In the dimly lit theater several people stand on the bare stage watching the director who faces them. On the floor is a labyrinth of masking tape representing where furniture and set pieces will be. One of the actors has a pencil poised over a blue 4 x 6-inch book that contains the words she and the others present will bring to life in a few weeks.
The director speaks:
"OK, Brodie...cross left to the platform and hold downstage a step. Lloyd, counter right."
The director has just described a quick movement that will translate into about two seconds of the play's action on opening night.

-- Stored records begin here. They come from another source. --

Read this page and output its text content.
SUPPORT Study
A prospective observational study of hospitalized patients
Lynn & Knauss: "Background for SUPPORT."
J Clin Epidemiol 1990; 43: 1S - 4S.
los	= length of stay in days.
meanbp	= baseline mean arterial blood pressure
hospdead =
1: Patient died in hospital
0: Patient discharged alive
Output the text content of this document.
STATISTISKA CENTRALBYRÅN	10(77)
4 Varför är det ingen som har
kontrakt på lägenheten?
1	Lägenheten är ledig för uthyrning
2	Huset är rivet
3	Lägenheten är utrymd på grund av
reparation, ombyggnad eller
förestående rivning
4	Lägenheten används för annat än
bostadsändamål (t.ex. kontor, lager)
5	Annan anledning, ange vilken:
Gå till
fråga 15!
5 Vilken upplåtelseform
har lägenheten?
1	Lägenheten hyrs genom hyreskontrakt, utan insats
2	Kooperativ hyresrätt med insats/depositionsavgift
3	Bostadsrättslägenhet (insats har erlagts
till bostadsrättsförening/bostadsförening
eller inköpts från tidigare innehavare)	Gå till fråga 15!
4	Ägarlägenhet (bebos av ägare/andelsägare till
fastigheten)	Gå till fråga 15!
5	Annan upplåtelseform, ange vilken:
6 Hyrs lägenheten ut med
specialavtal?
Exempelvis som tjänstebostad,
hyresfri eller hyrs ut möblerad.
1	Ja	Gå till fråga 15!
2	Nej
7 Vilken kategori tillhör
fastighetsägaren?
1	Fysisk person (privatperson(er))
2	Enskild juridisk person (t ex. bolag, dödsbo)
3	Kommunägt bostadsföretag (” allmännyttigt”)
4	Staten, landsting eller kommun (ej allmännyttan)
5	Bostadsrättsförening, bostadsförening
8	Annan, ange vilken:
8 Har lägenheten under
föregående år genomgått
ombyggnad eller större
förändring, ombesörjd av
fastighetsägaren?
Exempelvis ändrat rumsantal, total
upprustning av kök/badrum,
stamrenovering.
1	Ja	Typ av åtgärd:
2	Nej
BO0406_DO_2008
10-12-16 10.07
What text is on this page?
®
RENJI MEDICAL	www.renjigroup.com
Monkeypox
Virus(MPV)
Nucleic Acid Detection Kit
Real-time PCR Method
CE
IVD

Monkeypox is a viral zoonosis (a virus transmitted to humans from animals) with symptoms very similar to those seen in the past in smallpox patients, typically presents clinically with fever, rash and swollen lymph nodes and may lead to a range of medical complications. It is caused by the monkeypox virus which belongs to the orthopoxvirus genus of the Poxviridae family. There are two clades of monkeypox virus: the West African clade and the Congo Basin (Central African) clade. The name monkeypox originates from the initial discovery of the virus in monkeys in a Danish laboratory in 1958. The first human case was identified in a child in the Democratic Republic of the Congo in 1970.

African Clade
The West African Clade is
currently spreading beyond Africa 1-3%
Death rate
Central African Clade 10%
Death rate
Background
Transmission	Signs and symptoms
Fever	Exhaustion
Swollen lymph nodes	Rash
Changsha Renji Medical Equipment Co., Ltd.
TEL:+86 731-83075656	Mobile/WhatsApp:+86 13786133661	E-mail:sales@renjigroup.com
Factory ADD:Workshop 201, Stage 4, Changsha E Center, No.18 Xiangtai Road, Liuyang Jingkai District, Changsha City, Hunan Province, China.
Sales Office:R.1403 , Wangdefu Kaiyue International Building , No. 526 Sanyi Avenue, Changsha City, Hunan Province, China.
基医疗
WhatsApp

Tia Odium, who plays the title role in "The Prime of Miss Jean Brodie," now recites her lines, as she takes two or three steps to the. audience's right and stops in front of the taped lines on the floor, writing "X-L, hold DS of plat." in the little blue book as she walks. Jim Breslin, playing Teddy Lloyd in "Brodie," takes a step to his right as she passes.
That's just the beginning. Only after this technical direction is understood by the cast can the actual rehearsal begin.
Each actor must become completely familiar with his character, his movements and his lines. So familiar in fact, that each word and movement literally convinces anyone watching that this is the first time this have ever happened.
Over and over and over again...some actors in leading roles will stay on stage between two and four hours during rehearsal if a critical scene is being worked on. Then come the "tech" rehearsals as they're called, where the actors spend the rehearsal time standing under scores of hot lights, while the stage crew adjusts and focuses them to achieve the desired dramatic effects.
Finally, dress rehearsals begin. These rehearsals are treated as actual performances by the cast and crew, and are usually done with full costume and make-up. The tension mounts with each formal run-through-as do the superstitions.
The majority of the work is behind the cast and crew of "Brodie" now, but the opening night jitters still await. All the hundreds of hours of work spent in putting this production together will be put to the test next Friday night.
And so, in the time-honored tradition of the theater we leave the following wish:
Break a leg, "Brodie," you've earned it.